Wiele osób postępuje podobnie, nie zdając sobie sprawy, że kierowca za wypuszczenie pasażera w niedozwolonym miejscu może stracić pracę, a firma, która go zatrudnia, musi liczyć się z ryzykiem zapłacenia wysokiej kary.
- Kierowcy autobusu pod żadnym pozorem nie wolno wysadzać pasażerów poza obrębem przystanku. Za złamanie tego zakazu nakładamy na przewoźnika karę w wysokości 3 tys. zł- mówi Alvin Gajadhur, rzecznik ITD.
To nie wszystkie konsekwencje nieodpowiedzialnego zachowania kierowcy.
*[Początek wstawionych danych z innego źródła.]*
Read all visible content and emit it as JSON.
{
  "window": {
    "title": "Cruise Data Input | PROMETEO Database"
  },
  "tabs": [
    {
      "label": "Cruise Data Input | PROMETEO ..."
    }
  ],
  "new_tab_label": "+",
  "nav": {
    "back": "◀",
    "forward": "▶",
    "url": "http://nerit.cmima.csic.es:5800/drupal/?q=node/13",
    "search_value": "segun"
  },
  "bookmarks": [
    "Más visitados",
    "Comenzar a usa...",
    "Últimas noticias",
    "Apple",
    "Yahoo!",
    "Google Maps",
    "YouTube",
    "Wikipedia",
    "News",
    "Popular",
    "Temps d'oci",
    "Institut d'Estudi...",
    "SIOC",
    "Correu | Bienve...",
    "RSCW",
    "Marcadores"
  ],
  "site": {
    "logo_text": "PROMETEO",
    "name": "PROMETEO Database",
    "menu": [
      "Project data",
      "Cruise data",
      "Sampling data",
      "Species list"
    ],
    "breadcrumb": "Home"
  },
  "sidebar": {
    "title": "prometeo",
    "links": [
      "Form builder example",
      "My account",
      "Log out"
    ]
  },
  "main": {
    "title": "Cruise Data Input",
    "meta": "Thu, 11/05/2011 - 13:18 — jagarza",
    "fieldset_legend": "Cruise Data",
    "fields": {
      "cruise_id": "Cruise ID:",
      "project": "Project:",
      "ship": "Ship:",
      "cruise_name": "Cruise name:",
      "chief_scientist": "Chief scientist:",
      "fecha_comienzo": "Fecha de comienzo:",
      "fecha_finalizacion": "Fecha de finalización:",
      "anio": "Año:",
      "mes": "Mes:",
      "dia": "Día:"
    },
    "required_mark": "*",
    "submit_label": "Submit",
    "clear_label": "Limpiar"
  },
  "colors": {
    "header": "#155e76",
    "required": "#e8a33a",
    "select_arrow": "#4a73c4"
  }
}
Policja może wypisać mu mandat. - W zależności od sytuacji kierowca i pasażer , który znalazł się na ulicy pełnej samochodów, mogą dostać mandat w wysokości od 20 do 500 zł. Z pewnością kara będzie większa, jeśli kierowca wypuści pasażerów np. na środkowym pasie ulicy - wyjaśnia Krzysztof Bujnowski z warszawskiej drogówki .
Miejskie Zakłady Autobusowe uczulają swoich pracowników, aby nie otwierali drzwi w niedozwolonych miejscach.
- Za złamanie tego przepisu kierowca może nawet stracić pracę, bo naraża na niebezpieczeństwo życie pasażera - mówi Adam Stawicki, rzecznik MZA.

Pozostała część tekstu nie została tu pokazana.